Paper at WWW 2009 — The University of Amsterdam at Web People Search Benchmark (WePS)

Krisztian Balog, Jiyin He, Katja Hofmann, Valentin Jijkoun, Christof Monz, Manos Tsagkias, Wouter Weerkamp, and Maarten de Rijke

University of Amsterdam
21 February 2009
Keywords: paper, www, entity search, semantic search, information retrieval

Abstract

In this paper we describe our participation [1] in the Second Web People Search workshop (WePS2) and detail our approaches. For the clustering task, our focus was on replicating the lessons learned at WEPS1 on the data set made available as part of WEPS2 and on experimenting with a voting-based combination of clustering methods. We found that clustering methods display the same overall behavior on the WEPS1 and WESP2 data sets and that a hierarchical clustering approach delivers the best performance, even outperforming voting-based combinations. For attribute extraction, we explore approaches using pattern matching with manually and automatically constructed patterns. Manual patterns were constructed using expert knowledge and following analysis of sample data. Automatic pattern construction extracts textual and syntactic context around training samples and selects patterns which are expected to perform well based on leave-one-out evaluation.
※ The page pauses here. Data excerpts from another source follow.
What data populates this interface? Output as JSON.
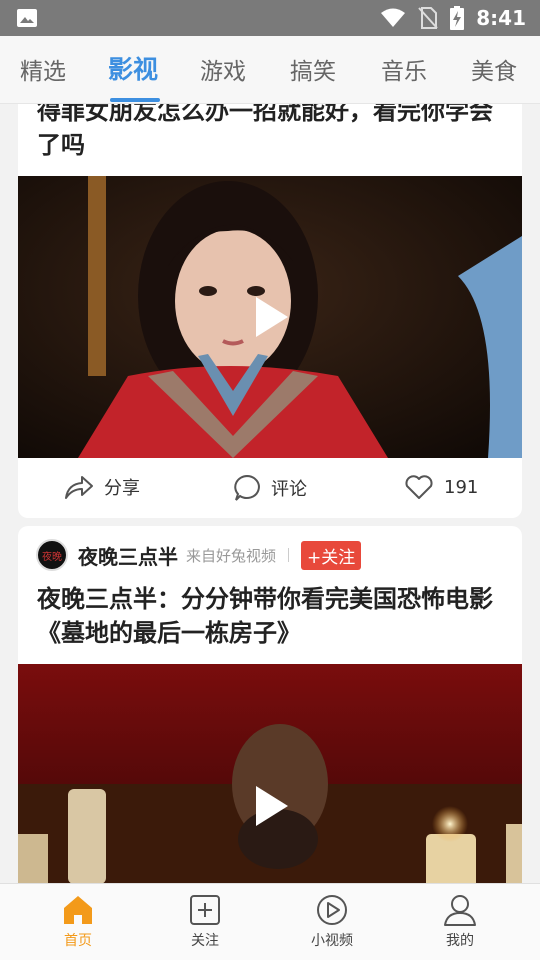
{
  "status_bar": {
    "time": "8:41"
  },
  "tabs": [
    {
      "label": "精选"
    },
    {
      "label": "影视"
    },
    {
      "label": "游戏"
    },
    {
      "label": "搞笑"
    },
    {
      "label": "音乐"
    },
    {
      "label": "美食"
    }
  ],
  "active_tab_index": 1,
  "feed": {
    "card1": {
      "title": "得罪女朋友怎么办一招就能好，看完你学会了吗",
      "actions": {
        "share": "分享",
        "comment": "评论",
        "likes": "191"
      }
    },
    "card2": {
      "author": "夜晚三点半",
      "avatar_text": "夜晚",
      "source": "来自好兔视频",
      "follow_label": "+关注",
      "title": "夜晚三点半：分分钟带你看完美国恐怖电影《墓地的最后一栋房子》"
    }
  },
  "bottom_nav": [
    {
      "label": "首页",
      "icon": "home-icon",
      "active": true
    },
    {
      "label": "关注",
      "icon": "plus-square-icon"
    },
    {
      "label": "小视频",
      "icon": "play-circle-icon"
    },
    {
      "label": "我的",
      "icon": "user-icon"
    }
  ],
  "colors": {
    "accent": "#3d8fe0",
    "follow": "#e8493b",
    "nav_active": "#f39a1a"
  }
}
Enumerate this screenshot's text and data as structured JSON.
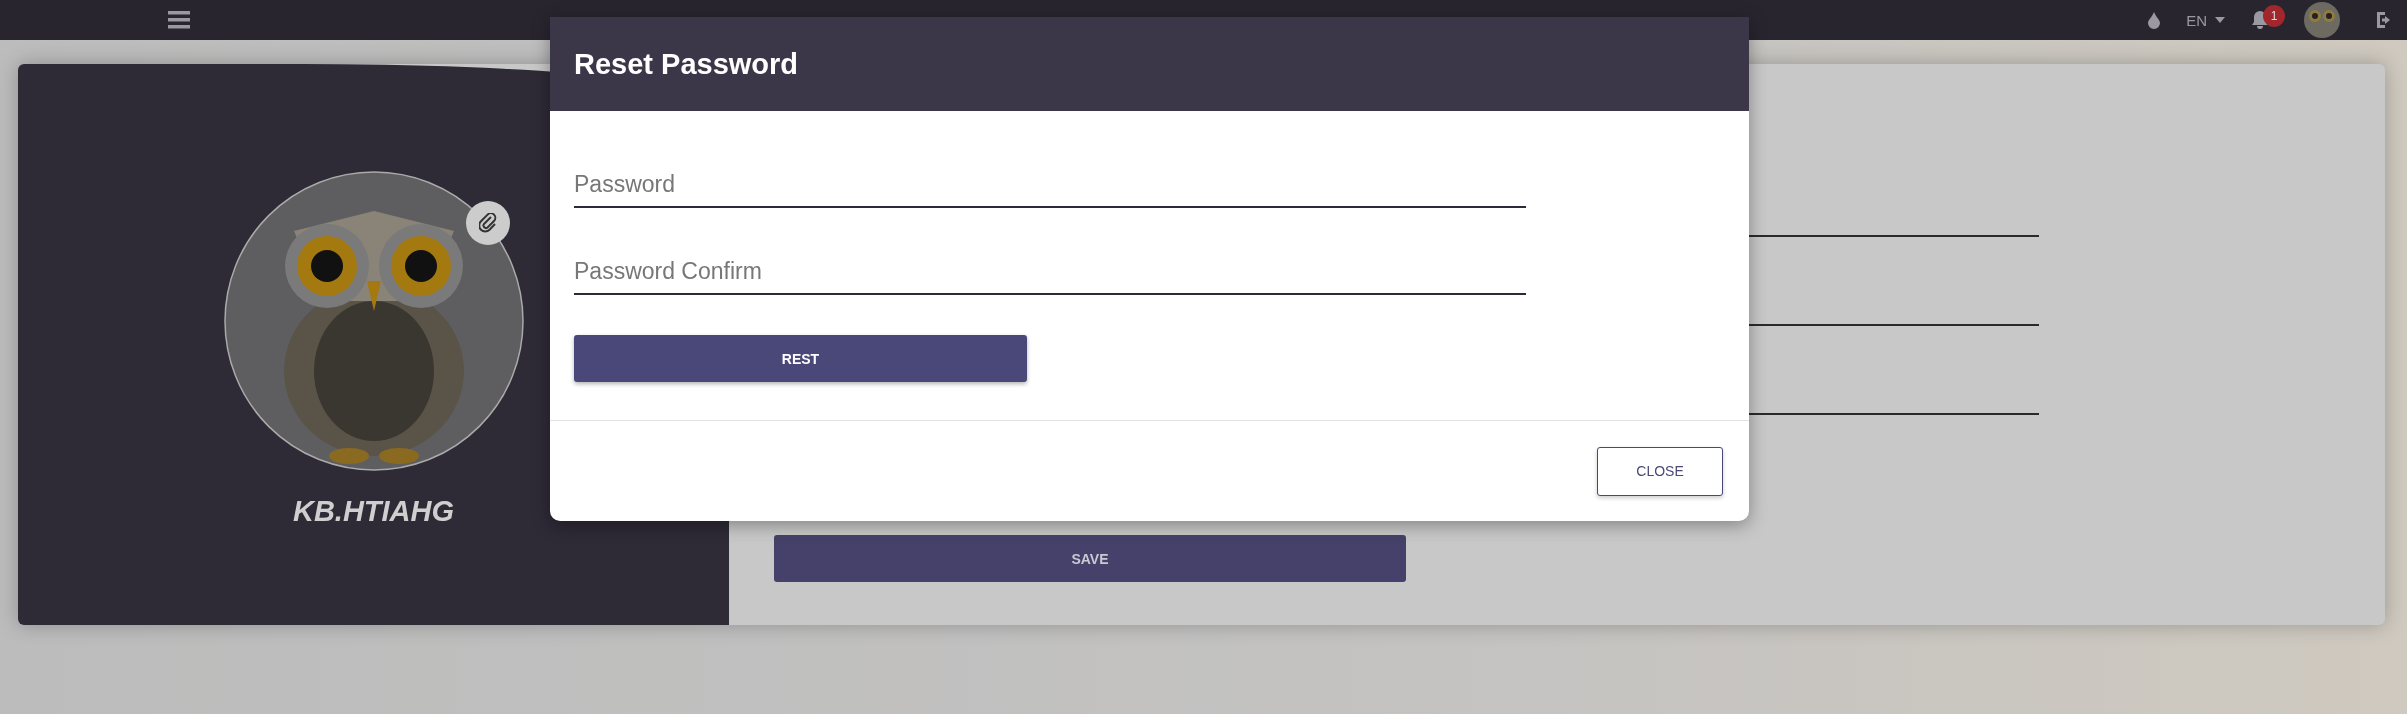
{
  "top_bar": {
    "language": "EN",
    "notification_count": "1"
  },
  "profile": {
    "name": "KB.HTIAHG"
  },
  "profile_form": {
    "save_button": "SAVE"
  },
  "dialog": {
    "title": "Reset Password",
    "fields": [
      {
        "placeholder": "Password"
      },
      {
        "placeholder": "Password Confirm"
      }
    ],
    "submit_button": "REST",
    "close_button": "CLOSE"
  }
}
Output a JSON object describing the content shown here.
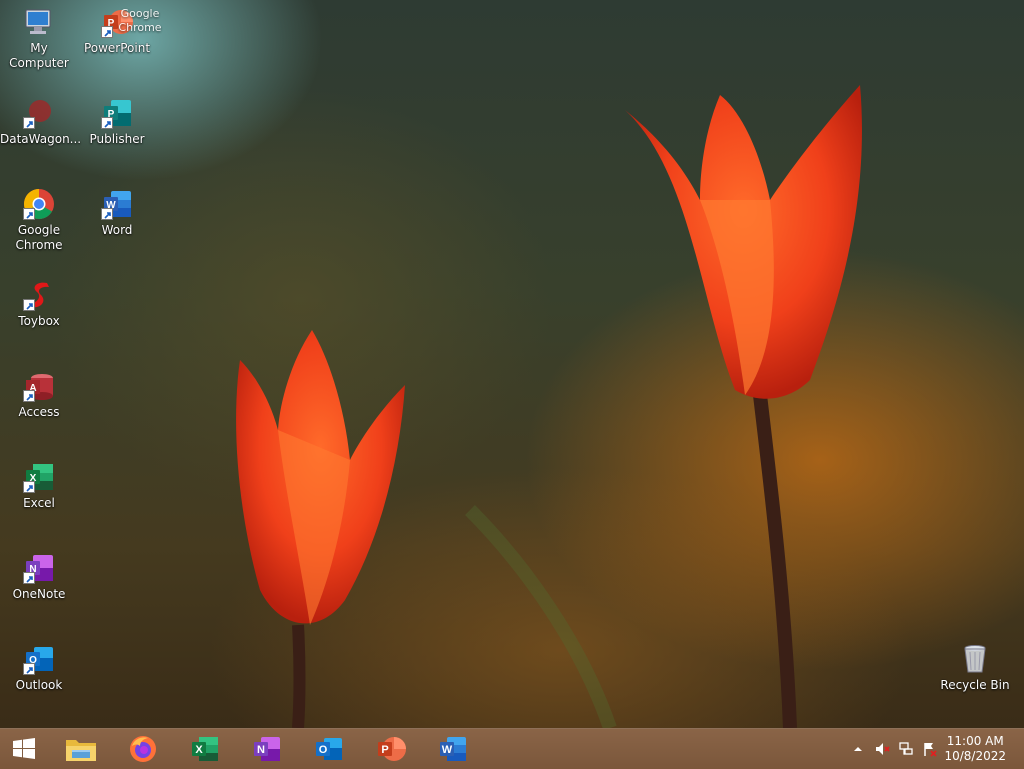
{
  "desktop": {
    "icons": [
      {
        "label": "My Computer"
      },
      {
        "label": "Google\nChrome"
      },
      {
        "label": "PowerPoint"
      },
      {
        "label": "DataWagon..."
      },
      {
        "label": "Publisher"
      },
      {
        "label": "Google Chrome"
      },
      {
        "label": "Word"
      },
      {
        "label": "Toybox"
      },
      {
        "label": "Access"
      },
      {
        "label": "Excel"
      },
      {
        "label": "OneNote"
      },
      {
        "label": "Outlook"
      },
      {
        "label": "Recycle Bin"
      }
    ]
  },
  "taskbar": {
    "pinned": [
      {
        "name": "File Explorer",
        "icon": "folder-icon"
      },
      {
        "name": "Firefox",
        "icon": "firefox-icon"
      },
      {
        "name": "Excel",
        "icon": "excel-icon",
        "letter": "X"
      },
      {
        "name": "OneNote",
        "icon": "onenote-icon",
        "letter": "N"
      },
      {
        "name": "Outlook",
        "icon": "outlook-icon",
        "letter": "O"
      },
      {
        "name": "PowerPoint",
        "icon": "powerpoint-icon",
        "letter": "P"
      },
      {
        "name": "Word",
        "icon": "word-icon",
        "letter": "W"
      }
    ],
    "clock": {
      "time": "11:00 AM",
      "date": "10/8/2022"
    }
  },
  "colors": {
    "taskbar": "#7b573b",
    "excel": "#1d7a44",
    "word": "#2b5fb4",
    "powerpoint": "#d14424",
    "onenote": "#7b3fbf",
    "outlook": "#1570c9",
    "access": "#b83139",
    "publisher": "#0f7d7a"
  }
}
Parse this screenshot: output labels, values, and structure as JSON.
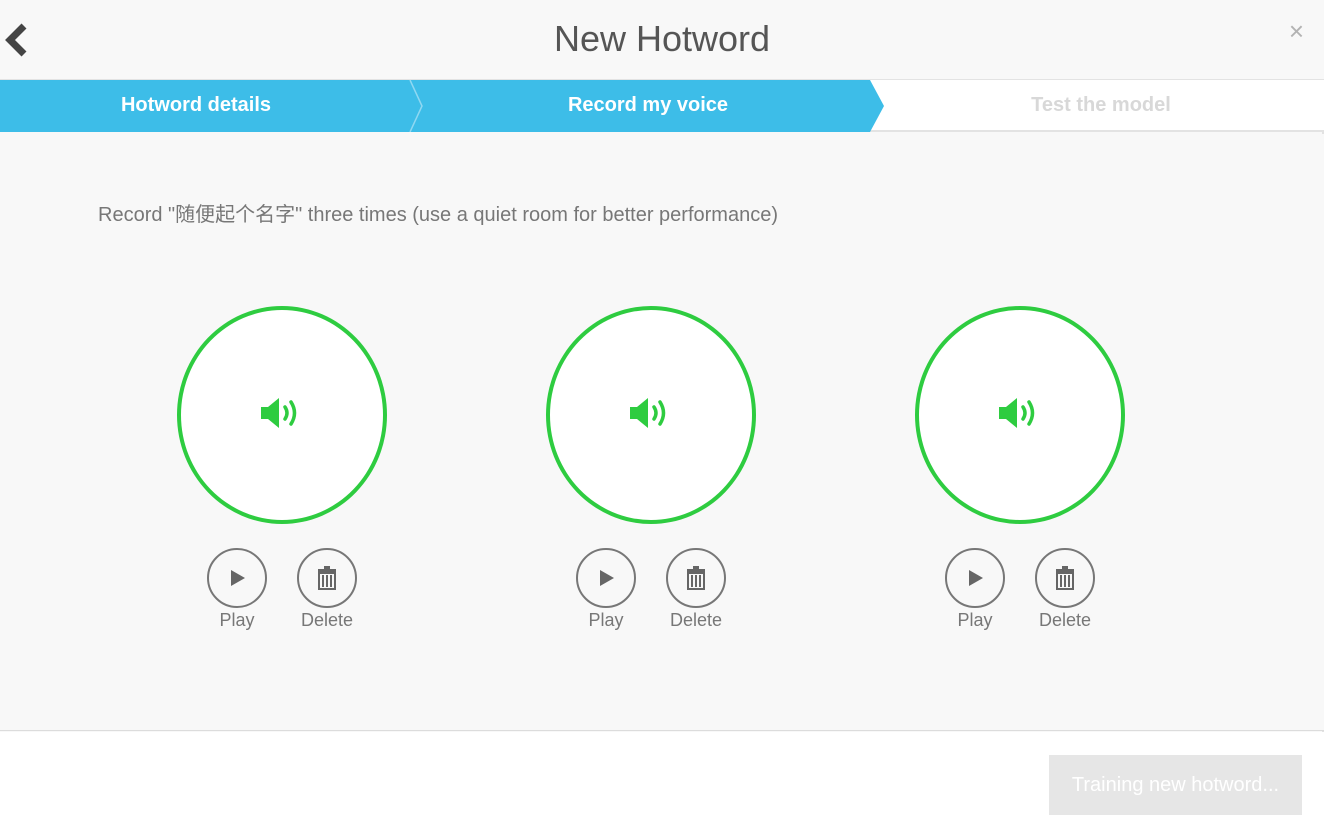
{
  "header": {
    "title": "New Hotword",
    "back_icon": "chevron-left-icon",
    "close_label": "×"
  },
  "steps": [
    {
      "label": "Hotword details",
      "state": "completed"
    },
    {
      "label": "Record my voice",
      "state": "active"
    },
    {
      "label": "Test the model",
      "state": "inactive"
    }
  ],
  "instruction": "Record \"随便起个名字\" three times (use a quiet room for better performance)",
  "recordings": [
    {
      "status_icon": "speaker-icon",
      "play_label": "Play",
      "delete_label": "Delete"
    },
    {
      "status_icon": "speaker-icon",
      "play_label": "Play",
      "delete_label": "Delete"
    },
    {
      "status_icon": "speaker-icon",
      "play_label": "Play",
      "delete_label": "Delete"
    }
  ],
  "footer": {
    "train_button_label": "Training new hotword...",
    "train_button_state": "disabled"
  },
  "colors": {
    "accent": "#3dbde8",
    "recorded": "#2ecc40",
    "disabled": "#e6e6e6"
  }
}
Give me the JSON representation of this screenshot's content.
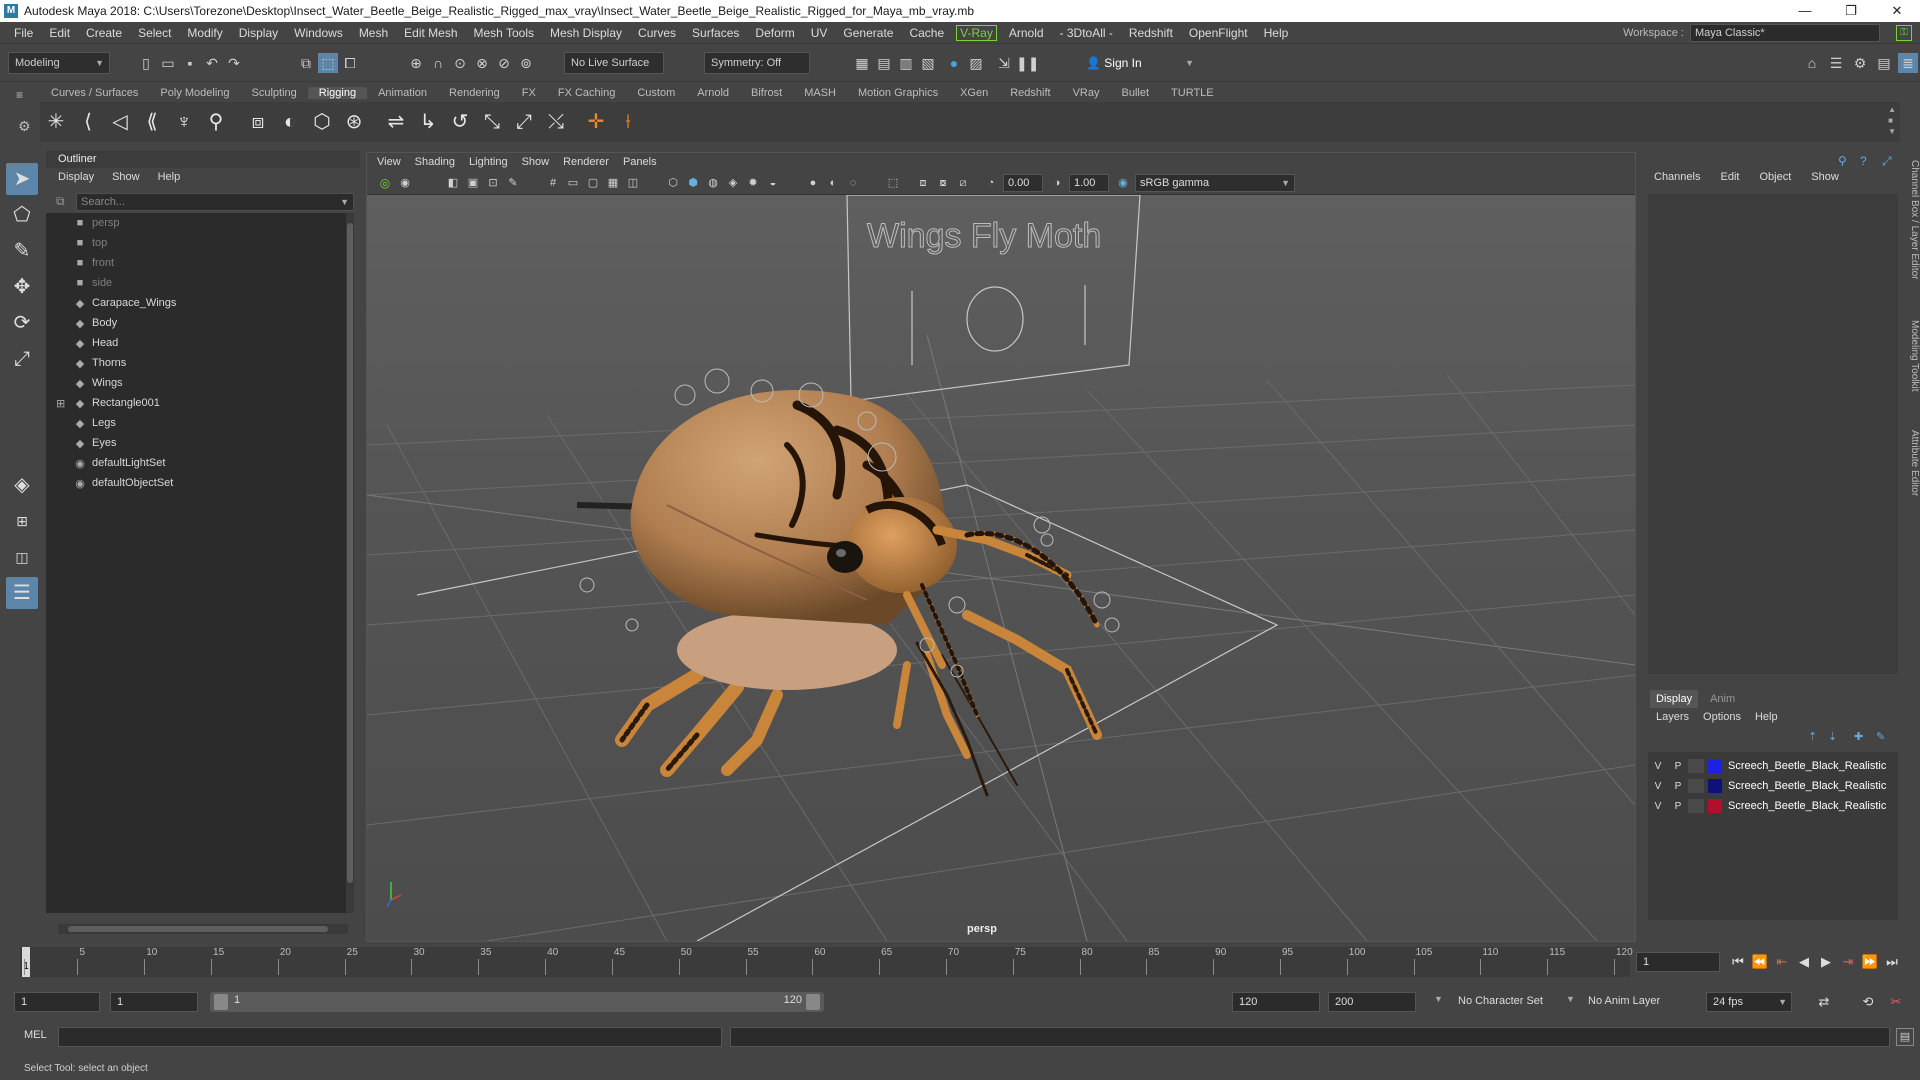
{
  "window": {
    "title": "Autodesk Maya 2018: C:\\Users\\Torezone\\Desktop\\Insect_Water_Beetle_Beige_Realistic_Rigged_max_vray\\Insect_Water_Beetle_Beige_Realistic_Rigged_for_Maya_mb_vray.mb",
    "minimize": "—",
    "restore": "❐",
    "close": "✕"
  },
  "menubar": {
    "items": [
      "File",
      "Edit",
      "Create",
      "Select",
      "Modify",
      "Display",
      "Windows",
      "Mesh",
      "Edit Mesh",
      "Mesh Tools",
      "Mesh Display",
      "Curves",
      "Surfaces",
      "Deform",
      "UV",
      "Generate",
      "Cache",
      "V-Ray",
      "Arnold",
      "- 3DtoAll -",
      "Redshift",
      "OpenFlight",
      "Help"
    ],
    "workspace_label": "Workspace :",
    "workspace_value": "Maya Classic*"
  },
  "statusline": {
    "mode": "Modeling",
    "live_surface": "No Live Surface",
    "symmetry": "Symmetry: Off",
    "sign_in": "Sign In"
  },
  "shelf": {
    "tabs": [
      "Curves / Surfaces",
      "Poly Modeling",
      "Sculpting",
      "Rigging",
      "Animation",
      "Rendering",
      "FX",
      "FX Caching",
      "Custom",
      "Arnold",
      "Bifrost",
      "MASH",
      "Motion Graphics",
      "XGen",
      "Redshift",
      "VRay",
      "Bullet",
      "TURTLE"
    ],
    "active_tab": "Rigging"
  },
  "outliner": {
    "title": "Outliner",
    "menu": [
      "Display",
      "Show",
      "Help"
    ],
    "search_placeholder": "Search...",
    "items": [
      {
        "label": "persp",
        "icon": "camera-icon",
        "dim": true
      },
      {
        "label": "top",
        "icon": "camera-icon",
        "dim": true
      },
      {
        "label": "front",
        "icon": "camera-icon",
        "dim": true
      },
      {
        "label": "side",
        "icon": "camera-icon",
        "dim": true
      },
      {
        "label": "Carapace_Wings",
        "icon": "mesh-icon",
        "dim": false
      },
      {
        "label": "Body",
        "icon": "mesh-icon",
        "dim": false
      },
      {
        "label": "Head",
        "icon": "mesh-icon",
        "dim": false
      },
      {
        "label": "Thorns",
        "icon": "mesh-icon",
        "dim": false
      },
      {
        "label": "Wings",
        "icon": "mesh-icon",
        "dim": false
      },
      {
        "label": "Rectangle001",
        "icon": "mesh-icon",
        "dim": false,
        "expandable": true
      },
      {
        "label": "Legs",
        "icon": "mesh-icon",
        "dim": false
      },
      {
        "label": "Eyes",
        "icon": "mesh-icon",
        "dim": false
      },
      {
        "label": "defaultLightSet",
        "icon": "set-icon",
        "dim": false
      },
      {
        "label": "defaultObjectSet",
        "icon": "set-icon",
        "dim": false
      }
    ]
  },
  "viewport": {
    "menu": [
      "View",
      "Shading",
      "Lighting",
      "Show",
      "Renderer",
      "Panels"
    ],
    "exposure": "0.00",
    "gamma": "1.00",
    "color_space": "sRGB gamma",
    "camera_label": "persp",
    "control_panel_text": "Wings  Fly  Moth"
  },
  "channelbox": {
    "menu": [
      "Channels",
      "Edit",
      "Object",
      "Show"
    ],
    "side_tabs": [
      "Channel Box / Layer Editor",
      "Modeling Toolkit",
      "Attribute Editor"
    ]
  },
  "layereditor": {
    "tabs": [
      "Display",
      "Anim"
    ],
    "active_tab": "Display",
    "menu": [
      "Layers",
      "Options",
      "Help"
    ],
    "layers": [
      {
        "v": "V",
        "p": "P",
        "name": "Screech_Beetle_Black_Realistic",
        "color": "#1f20e6"
      },
      {
        "v": "V",
        "p": "P",
        "name": "Screech_Beetle_Black_Realistic",
        "color": "#10107a"
      },
      {
        "v": "V",
        "p": "P",
        "name": "Screech_Beetle_Black_Realistic",
        "color": "#b0102e"
      }
    ]
  },
  "timeslider": {
    "ticks": [
      "1",
      "5",
      "10",
      "15",
      "20",
      "25",
      "30",
      "35",
      "40",
      "45",
      "50",
      "55",
      "60",
      "65",
      "70",
      "75",
      "80",
      "85",
      "90",
      "95",
      "100",
      "105",
      "110",
      "115",
      "120"
    ],
    "current_frame": "1",
    "frame_field": "1"
  },
  "rangeslider": {
    "start_field": "1",
    "playback_start": "1",
    "range_start": "1",
    "range_end": "120",
    "playback_end": "120",
    "end_field": "200",
    "character_set": "No Character Set",
    "anim_layer": "No Anim Layer",
    "fps": "24 fps"
  },
  "commandline": {
    "label": "MEL"
  },
  "helpline": {
    "text": "Select Tool: select an object"
  }
}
Experimental results show that manually constructed patterns are very effective for obtaining high recall. For automatically extracted patterns performance varied widely depending on the attribute type. Larger amounts of training data may help improve these approaches in the future.

References

[1] Krisztian Balog, Jiyin He, Katja Hofmann, Valentin Jijkoun, Christof Monz, Manos Tsagkias, Wouter Weerkamp, and Maarten de Rijke. The University of Amsterdam at WePS2. In 2nd Web People Search Evaluation Workshop (WePS 2009). 18th WWW Conference, March 2009. PDF.